Fazer 20 anos é um processo inevitavelmente de um duplo olhar, para frente e para trás – para a trajetória passada e para as perspectivas futuras. O aniversário da Quasar Cia. de Dança, comemorado no dia 19 de abril, em Goiânia, por si só seria motivo para muita celebração e para reconhecer uma trajetória marcada por obras antológicas que conquistaram crítica e público no Brasil e no mundo.Para essa comemoração, a Cia. não apenas criou um novo espetáculo, como estreou os primeiros experimentos da sua Quasar Jovem e ainda, de lambuja, deu a oportunidade para que se pudesse ver um pouco da produção local de dança. E, com esta atmosfera nostálgica que tais datas suscitam, é inevitável lembrar do meu primeiro encontro com o trabalho da Quasar. Em 1997, o Conesul Dança levava a Porto Alegre o espetáculo Versus. Uma montagem vigorosa, bem humorada, inteligente, musical. Tudo isso com uma assinatura muito singular de Henrique Rodovalho (leia aqui a entrevista que o idança fez com o coreógrafo), que transpareceria com toda sua força e sensibilidade no trabalho seguinte, Registro, naquelas operações em que o investimento no universo local se abre ao universal de maneira comovente. A montagem ganhou cinco prêmios Mambembe e firmou o nome da Cia. no cenário da dança brasileira. Em duas décadas, a Quasar presenteou o público com obras como Coreografia para ouvir e Só tinha que ser com você (foto 1), esta última embalada pelas vozes de Tom Jobim e Elis Regina.

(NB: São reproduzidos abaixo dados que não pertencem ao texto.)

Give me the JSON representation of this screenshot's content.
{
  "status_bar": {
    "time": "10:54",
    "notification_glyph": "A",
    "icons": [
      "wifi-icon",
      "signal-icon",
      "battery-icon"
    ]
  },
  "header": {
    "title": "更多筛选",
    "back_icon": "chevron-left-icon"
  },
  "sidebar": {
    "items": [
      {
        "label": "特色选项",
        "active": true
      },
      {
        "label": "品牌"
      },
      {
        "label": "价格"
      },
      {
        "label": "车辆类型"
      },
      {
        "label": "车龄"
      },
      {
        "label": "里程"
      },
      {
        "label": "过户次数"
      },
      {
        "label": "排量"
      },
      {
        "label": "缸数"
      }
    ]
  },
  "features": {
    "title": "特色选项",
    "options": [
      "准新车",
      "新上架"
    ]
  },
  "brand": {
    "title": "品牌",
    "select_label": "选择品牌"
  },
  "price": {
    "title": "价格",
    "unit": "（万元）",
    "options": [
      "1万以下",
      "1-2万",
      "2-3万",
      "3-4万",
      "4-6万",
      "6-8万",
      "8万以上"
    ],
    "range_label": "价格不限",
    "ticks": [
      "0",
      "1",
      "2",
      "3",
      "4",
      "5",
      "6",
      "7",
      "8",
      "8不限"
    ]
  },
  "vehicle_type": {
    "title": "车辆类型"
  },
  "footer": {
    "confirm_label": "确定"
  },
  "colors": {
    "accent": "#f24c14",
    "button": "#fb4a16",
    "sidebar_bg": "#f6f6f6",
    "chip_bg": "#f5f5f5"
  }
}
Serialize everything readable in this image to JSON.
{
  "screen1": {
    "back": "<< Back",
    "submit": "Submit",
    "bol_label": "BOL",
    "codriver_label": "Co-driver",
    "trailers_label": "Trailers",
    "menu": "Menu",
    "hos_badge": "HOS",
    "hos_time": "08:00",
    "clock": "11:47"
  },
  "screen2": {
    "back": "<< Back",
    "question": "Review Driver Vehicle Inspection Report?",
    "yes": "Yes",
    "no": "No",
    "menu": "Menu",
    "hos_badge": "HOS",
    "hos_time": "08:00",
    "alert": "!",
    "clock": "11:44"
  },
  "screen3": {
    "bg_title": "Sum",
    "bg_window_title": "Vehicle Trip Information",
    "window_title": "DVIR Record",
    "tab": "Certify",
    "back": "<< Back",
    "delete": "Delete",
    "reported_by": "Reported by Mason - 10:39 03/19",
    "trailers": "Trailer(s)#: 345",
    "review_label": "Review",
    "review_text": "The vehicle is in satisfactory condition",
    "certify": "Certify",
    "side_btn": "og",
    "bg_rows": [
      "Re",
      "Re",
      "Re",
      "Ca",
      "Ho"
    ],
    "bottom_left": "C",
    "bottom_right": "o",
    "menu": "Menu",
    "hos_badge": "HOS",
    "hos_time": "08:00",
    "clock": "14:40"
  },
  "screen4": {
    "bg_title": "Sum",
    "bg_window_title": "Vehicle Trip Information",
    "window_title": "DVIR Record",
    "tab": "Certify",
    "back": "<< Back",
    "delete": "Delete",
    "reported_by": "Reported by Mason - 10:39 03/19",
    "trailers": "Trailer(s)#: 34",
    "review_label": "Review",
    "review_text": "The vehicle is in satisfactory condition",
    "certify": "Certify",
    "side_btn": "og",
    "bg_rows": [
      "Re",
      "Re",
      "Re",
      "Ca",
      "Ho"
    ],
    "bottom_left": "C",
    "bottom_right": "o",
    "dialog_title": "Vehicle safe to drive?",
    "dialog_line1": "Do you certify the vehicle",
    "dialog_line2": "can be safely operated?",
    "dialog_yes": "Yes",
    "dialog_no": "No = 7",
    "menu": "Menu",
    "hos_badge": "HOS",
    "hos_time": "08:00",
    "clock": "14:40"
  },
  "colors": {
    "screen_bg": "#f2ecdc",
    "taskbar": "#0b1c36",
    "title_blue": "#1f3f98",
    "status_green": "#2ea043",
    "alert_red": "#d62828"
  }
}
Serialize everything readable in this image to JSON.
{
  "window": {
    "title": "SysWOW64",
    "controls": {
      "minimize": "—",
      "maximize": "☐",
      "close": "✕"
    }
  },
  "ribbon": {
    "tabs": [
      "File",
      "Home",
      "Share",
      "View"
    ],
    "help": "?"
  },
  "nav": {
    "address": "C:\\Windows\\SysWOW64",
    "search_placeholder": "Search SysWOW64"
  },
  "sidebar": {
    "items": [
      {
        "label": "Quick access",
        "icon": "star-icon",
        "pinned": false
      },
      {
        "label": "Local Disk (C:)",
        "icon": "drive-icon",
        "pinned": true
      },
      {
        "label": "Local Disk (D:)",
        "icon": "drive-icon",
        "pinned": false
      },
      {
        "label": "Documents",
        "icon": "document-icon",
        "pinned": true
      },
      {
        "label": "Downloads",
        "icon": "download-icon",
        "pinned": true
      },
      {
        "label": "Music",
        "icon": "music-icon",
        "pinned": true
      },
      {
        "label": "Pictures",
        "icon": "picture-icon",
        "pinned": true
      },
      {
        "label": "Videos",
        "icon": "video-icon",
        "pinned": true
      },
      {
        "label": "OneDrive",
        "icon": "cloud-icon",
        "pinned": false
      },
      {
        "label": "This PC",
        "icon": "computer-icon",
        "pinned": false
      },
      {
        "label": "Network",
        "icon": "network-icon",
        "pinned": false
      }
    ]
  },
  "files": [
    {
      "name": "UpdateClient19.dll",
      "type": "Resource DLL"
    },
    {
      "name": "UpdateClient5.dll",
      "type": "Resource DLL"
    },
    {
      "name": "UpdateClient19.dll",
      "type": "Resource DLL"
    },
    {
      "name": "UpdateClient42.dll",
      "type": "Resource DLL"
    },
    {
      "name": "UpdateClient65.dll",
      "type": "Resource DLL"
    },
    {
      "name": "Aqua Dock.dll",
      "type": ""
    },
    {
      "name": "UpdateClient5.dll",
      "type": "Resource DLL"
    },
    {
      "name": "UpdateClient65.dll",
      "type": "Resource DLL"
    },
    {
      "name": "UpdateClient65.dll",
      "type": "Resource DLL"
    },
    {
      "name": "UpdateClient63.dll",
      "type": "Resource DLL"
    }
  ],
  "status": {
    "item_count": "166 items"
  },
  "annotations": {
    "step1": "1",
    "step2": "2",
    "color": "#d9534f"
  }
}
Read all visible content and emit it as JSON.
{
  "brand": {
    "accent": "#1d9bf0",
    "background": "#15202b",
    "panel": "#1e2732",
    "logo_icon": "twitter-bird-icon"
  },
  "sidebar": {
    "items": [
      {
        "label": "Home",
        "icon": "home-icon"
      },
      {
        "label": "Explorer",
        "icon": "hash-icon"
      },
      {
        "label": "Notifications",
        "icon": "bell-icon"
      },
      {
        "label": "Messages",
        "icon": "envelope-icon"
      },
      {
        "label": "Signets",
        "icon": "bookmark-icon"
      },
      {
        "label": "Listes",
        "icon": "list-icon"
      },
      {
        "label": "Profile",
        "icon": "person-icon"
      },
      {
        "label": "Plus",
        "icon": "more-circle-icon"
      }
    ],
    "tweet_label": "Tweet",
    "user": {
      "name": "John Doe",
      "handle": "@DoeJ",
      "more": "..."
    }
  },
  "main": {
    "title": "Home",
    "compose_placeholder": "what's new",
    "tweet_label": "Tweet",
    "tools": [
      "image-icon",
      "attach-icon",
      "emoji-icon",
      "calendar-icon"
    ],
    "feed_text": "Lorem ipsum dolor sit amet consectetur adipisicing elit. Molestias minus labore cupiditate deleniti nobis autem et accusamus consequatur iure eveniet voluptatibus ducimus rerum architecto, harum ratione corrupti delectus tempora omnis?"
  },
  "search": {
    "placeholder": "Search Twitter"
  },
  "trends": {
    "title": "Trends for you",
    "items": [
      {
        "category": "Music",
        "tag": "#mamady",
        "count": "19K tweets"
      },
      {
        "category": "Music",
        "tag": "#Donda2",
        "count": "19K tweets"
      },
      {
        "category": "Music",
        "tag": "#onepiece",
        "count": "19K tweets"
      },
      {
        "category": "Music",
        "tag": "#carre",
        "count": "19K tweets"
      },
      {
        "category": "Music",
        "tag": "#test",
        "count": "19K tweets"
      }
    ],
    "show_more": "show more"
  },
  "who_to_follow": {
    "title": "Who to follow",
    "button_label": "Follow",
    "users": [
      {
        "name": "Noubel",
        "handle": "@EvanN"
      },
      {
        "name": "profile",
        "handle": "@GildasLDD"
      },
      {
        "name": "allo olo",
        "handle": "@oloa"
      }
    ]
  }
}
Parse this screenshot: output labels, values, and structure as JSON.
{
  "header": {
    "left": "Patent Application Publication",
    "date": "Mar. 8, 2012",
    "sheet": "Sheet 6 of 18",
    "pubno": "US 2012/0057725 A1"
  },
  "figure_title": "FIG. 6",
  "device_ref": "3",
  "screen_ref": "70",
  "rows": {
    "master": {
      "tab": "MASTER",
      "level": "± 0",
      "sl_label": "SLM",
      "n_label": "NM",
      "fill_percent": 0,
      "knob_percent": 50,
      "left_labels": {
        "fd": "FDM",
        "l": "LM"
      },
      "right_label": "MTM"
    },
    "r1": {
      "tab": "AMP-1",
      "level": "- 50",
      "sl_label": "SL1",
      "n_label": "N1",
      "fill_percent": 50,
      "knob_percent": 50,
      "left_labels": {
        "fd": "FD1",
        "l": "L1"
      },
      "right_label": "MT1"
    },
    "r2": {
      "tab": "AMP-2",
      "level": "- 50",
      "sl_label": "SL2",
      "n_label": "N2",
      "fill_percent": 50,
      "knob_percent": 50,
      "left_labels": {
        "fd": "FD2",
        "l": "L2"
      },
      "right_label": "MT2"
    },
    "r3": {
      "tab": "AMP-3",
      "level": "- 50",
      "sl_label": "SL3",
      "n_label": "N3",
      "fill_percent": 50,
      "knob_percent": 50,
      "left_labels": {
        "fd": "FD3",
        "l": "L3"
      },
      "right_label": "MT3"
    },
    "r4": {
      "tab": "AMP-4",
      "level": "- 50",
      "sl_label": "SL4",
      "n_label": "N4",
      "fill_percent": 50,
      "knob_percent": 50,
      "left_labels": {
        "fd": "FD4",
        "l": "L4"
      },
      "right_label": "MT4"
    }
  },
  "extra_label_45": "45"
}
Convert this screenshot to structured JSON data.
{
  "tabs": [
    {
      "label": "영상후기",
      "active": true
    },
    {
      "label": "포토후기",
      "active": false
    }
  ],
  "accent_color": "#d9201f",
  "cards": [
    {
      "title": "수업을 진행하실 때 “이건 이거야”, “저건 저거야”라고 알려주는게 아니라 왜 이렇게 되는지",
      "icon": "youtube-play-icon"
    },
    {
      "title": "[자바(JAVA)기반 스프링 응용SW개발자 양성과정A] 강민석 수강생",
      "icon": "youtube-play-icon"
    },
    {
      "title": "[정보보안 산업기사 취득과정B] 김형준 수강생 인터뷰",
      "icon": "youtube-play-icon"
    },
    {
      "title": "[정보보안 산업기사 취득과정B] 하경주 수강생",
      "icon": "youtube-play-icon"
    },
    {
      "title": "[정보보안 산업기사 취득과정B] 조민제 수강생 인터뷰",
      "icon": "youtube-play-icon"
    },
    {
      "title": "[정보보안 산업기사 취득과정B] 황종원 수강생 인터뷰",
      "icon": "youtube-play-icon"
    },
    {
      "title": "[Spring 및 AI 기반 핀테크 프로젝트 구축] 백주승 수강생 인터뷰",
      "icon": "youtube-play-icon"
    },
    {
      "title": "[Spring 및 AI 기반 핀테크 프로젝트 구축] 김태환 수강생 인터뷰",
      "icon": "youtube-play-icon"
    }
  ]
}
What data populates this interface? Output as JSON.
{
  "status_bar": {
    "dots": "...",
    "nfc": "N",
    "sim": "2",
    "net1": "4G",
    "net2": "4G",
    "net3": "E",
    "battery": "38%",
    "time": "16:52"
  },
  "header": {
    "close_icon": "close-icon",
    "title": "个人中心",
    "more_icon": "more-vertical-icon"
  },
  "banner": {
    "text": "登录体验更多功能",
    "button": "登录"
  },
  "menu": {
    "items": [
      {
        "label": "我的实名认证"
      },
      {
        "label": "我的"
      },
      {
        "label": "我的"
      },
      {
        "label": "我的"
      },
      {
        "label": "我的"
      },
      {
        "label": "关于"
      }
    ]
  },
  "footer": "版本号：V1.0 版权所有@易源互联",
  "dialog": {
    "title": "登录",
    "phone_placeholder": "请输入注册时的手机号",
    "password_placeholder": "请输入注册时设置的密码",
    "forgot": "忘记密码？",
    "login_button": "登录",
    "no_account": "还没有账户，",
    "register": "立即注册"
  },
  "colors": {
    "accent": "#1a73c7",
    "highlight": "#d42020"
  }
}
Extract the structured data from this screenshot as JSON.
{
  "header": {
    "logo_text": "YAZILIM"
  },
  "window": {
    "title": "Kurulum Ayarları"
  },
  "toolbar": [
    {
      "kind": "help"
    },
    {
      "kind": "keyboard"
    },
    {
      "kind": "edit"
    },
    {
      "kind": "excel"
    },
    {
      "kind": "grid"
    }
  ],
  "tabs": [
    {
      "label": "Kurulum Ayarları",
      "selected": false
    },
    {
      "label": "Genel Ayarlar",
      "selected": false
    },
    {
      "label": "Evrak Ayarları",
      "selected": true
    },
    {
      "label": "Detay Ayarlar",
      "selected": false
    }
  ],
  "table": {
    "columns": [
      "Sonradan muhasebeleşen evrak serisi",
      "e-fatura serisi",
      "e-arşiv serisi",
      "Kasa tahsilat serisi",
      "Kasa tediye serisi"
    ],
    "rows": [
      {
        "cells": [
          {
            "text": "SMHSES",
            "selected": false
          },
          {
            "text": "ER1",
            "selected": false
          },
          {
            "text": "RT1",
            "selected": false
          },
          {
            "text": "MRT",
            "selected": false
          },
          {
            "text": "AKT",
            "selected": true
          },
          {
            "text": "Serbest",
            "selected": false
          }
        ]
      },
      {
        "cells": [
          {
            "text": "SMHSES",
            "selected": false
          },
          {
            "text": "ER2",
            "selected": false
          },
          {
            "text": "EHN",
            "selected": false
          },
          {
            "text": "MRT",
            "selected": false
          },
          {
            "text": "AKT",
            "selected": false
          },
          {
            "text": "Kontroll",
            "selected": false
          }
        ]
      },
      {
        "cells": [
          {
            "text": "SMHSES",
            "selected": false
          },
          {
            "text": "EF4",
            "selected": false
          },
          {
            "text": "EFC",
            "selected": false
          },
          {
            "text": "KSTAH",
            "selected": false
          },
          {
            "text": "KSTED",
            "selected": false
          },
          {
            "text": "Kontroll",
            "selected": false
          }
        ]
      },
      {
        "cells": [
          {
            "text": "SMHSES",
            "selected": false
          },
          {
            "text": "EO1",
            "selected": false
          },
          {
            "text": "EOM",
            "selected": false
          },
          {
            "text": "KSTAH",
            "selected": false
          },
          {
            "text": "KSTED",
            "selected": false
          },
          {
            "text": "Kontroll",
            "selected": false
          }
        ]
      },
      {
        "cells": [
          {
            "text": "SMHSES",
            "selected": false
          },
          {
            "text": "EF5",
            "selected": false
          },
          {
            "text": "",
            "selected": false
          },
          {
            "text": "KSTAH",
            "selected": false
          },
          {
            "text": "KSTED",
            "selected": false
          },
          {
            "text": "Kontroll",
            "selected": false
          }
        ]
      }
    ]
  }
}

Pois isso, assistir a Por instantes de felicidade (foto 2), no Teatro Goiânia, é um prazer especial, pois está lá esta história, está lá o bom humor, o cuidado bem arquitetado com o movimento e uma capacidade de “conversar” com o público, que particularmente considero um mérito particular de Rodovalho. Há no trabalho aquele jeito de fazer dança como se a gente estivesse em um bate-papo daqueles que, no seu descompromisso, nos faz tomar pé dessas coisas humanas que nos fazem e nos desfazem cotidianamente, que nenhuma conferência ou tratado pareceria dar conta de traduzir. Os depoimentos do elenco gravados em um banheiro são primorosos, seja pela irreverência dos temas discorridos, como o fetiche por todos os cheiros, a necessidade de ficar só, os ambivalentes sentidos de fumar; seja pelo sentimento de partilha que geram no espectador que também se projeta escondido no banheiro fazendo confissões inimaginadas.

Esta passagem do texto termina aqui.